In dem Maße, wie unser reflektives Gewahrsein von oben nach unten eindringende Vorurteile über Bord wirft, verschmelzen die drei Ströme von Empfindung, Beobachtung und Begriffsbildung mit dem tieferen Strom des Wissens, und wir sind frei, um in den ausgeglichenen Fluss unseres Bewusstseins hineinzuströmen. Es erfolgt die Loslösung von den Objekten der Aufmerksamkeit im Sinne der definierenden Merkmale dessen, was wir sind, und dadurch kann ein Gefühl von achtsamem Wissen entstehen. Diese vom Beobachter geschaffene Fähigkeit der Unterscheidung ist es, die das achtsame Gewahrsein von der Vorstellung des „Flusses“ unterscheidet, in dem wir, ohne uns dessen bewusst zu sein, in die Empfindungen einer Erfahrung eintauchen (Czikszentmihalyi 1990).
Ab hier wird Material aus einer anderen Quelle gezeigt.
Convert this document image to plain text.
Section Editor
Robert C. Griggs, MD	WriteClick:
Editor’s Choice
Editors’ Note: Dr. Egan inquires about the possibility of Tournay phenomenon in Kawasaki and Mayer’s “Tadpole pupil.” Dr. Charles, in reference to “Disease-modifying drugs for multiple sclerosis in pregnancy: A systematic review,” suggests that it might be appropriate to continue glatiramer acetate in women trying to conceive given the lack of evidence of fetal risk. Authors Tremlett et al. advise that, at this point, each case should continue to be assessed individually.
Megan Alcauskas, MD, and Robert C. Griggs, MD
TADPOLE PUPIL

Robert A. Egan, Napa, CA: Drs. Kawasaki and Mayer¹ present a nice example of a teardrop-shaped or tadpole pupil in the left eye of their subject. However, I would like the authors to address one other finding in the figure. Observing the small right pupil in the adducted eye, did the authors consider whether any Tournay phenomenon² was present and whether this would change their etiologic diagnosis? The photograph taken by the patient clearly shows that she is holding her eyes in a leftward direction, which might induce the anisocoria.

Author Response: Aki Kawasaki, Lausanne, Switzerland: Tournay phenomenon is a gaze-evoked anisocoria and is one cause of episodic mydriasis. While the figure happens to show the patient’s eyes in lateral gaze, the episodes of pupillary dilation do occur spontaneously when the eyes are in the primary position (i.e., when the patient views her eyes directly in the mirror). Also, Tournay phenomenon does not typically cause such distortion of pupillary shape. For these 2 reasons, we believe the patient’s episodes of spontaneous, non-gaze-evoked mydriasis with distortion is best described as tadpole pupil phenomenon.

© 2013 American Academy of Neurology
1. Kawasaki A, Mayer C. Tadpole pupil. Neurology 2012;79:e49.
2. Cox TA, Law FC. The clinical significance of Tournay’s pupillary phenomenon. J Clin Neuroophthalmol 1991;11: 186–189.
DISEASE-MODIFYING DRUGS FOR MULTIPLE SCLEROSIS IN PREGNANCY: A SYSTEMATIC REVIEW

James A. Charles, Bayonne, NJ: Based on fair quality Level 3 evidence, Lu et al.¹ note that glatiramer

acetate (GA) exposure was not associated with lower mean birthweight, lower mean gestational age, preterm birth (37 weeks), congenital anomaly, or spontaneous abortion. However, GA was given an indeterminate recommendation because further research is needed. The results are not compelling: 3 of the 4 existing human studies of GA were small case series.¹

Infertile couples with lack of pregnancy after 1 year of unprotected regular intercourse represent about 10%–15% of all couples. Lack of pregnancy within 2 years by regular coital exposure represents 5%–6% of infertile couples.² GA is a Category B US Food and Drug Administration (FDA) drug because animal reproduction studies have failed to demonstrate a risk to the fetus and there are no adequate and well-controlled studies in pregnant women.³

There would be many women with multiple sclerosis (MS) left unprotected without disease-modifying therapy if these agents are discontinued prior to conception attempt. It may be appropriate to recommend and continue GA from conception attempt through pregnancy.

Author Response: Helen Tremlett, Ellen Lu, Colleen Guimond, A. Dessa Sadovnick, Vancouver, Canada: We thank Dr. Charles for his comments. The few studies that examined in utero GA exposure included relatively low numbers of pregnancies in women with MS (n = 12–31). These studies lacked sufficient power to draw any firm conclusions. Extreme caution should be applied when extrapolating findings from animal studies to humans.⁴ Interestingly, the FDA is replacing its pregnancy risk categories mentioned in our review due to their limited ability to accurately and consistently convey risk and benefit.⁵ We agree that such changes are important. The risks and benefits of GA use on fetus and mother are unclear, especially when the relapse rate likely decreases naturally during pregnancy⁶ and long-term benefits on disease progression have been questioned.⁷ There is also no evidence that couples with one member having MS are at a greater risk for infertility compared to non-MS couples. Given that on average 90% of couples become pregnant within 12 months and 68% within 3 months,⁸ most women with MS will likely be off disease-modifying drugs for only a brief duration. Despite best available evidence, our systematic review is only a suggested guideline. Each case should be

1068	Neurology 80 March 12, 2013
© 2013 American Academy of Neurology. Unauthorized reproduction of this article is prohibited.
Im Fluss verlieren wir uns, weil das Eintauchen in die Empfindung oder den Gedanken uns „mitreißen“ kann und wir uns in den Automatismen jenes Stroms verlieren. Bisweilen kann das etwas Positives sein, zum Beispiel wenn wir essen, miteinander schlafen, einen Spaziergang machen oder über ein Problem nachsinnen. Doch im täglichen Leben kann der Kern eines achtsamen Lebens darin bestehen, alle vier Ströme in Balance zu halten. In unserer klinischen Arbeit mit dem Leiden könnte ein Bedürfnis danach bestehen, die Fähigkeit des Beobachters zu schulen, um die Automatismen, die den Prozess in Gang bringen, zu entkoppeln (YODA).
Sich auf Schmerzen in den Gliedmaßen zu konzentrieren kann uns zum Beispiel helfen, uns weg von einer vorgefassten Idee (etwa „ich sollte keine Schmerzen haben“) und hin zur Empfindung zu bringen. Doch ohne einen stabilen Beobachter bleibt der Schmerz möglicherweise intensiv, selbst wenn die Gedanken weniger werden. Das Empfinden könnte für sich genommen keine Erleichterung bedeuten. Das achtsame Gewahrsein der Empfindung könnte hingegen alles verändern – richten wir unseren Fokus auf den Schmerz und die Aktivierung des Beobachters, so kann die Bewusstseinsqualität der rezeptiven Nabe das vorübergehende und vielleicht unvermeidliche Wesen des Schmerzes selbst anerkennen. Selbst der Gedanke „ich sollte schmerzfrei sein“ kann untersucht werden und wie eine Seifenblase im Badewasser zerplatzen.
Stress und Leiden tauchen überall im Leben auf. Durch das achtsame Gewahrsein wird eine neue Möglichkeit geschaffen, das Leiden neu darzulegen, selbst wenn man der sensorischen Erfahrung nicht entkommen kann. Nichts wird vorsätzlich blockiert; vielmehr sind alle Gäste willkommen. Wenn ein vorgefasster Gedanke an die Tür klopft, dann kann er als das, was er ist, gesehen, beobachtet, gedacht und gekannt werden. In diesem Zustand des Gewahrseins in diesem Moment des Schreibens scheinen alle vier Ströme zu seiner Struktur beizutragen, zu jener rezeptiven Nabe im Zentrum unseres Geistes.
Präsenspartizipien
Unser Schweigen während dieses Retreats dauerte nur sechsunddreißig Stunden. Ich erinnerte mich immer wieder daran, nicht zu vergleichen und nicht so viel über den Retreat zu Anfang des Monats nachzudenken. Aber der Lernprozess aus jener Zeit prägte mein Erleben – YODAs SOCKe drang immer wieder in mein momentanes Bewusstsein ein, und ich konnte nicht dagegen ankämpfen, sondern ließ die Vorstellung einfach da sein. Ich versuchte zu sagen, „nicht jetzt“, aber es schien nicht viel zu nützen. Also versuchte ich, die Gedanken einfach da sein zu lassen.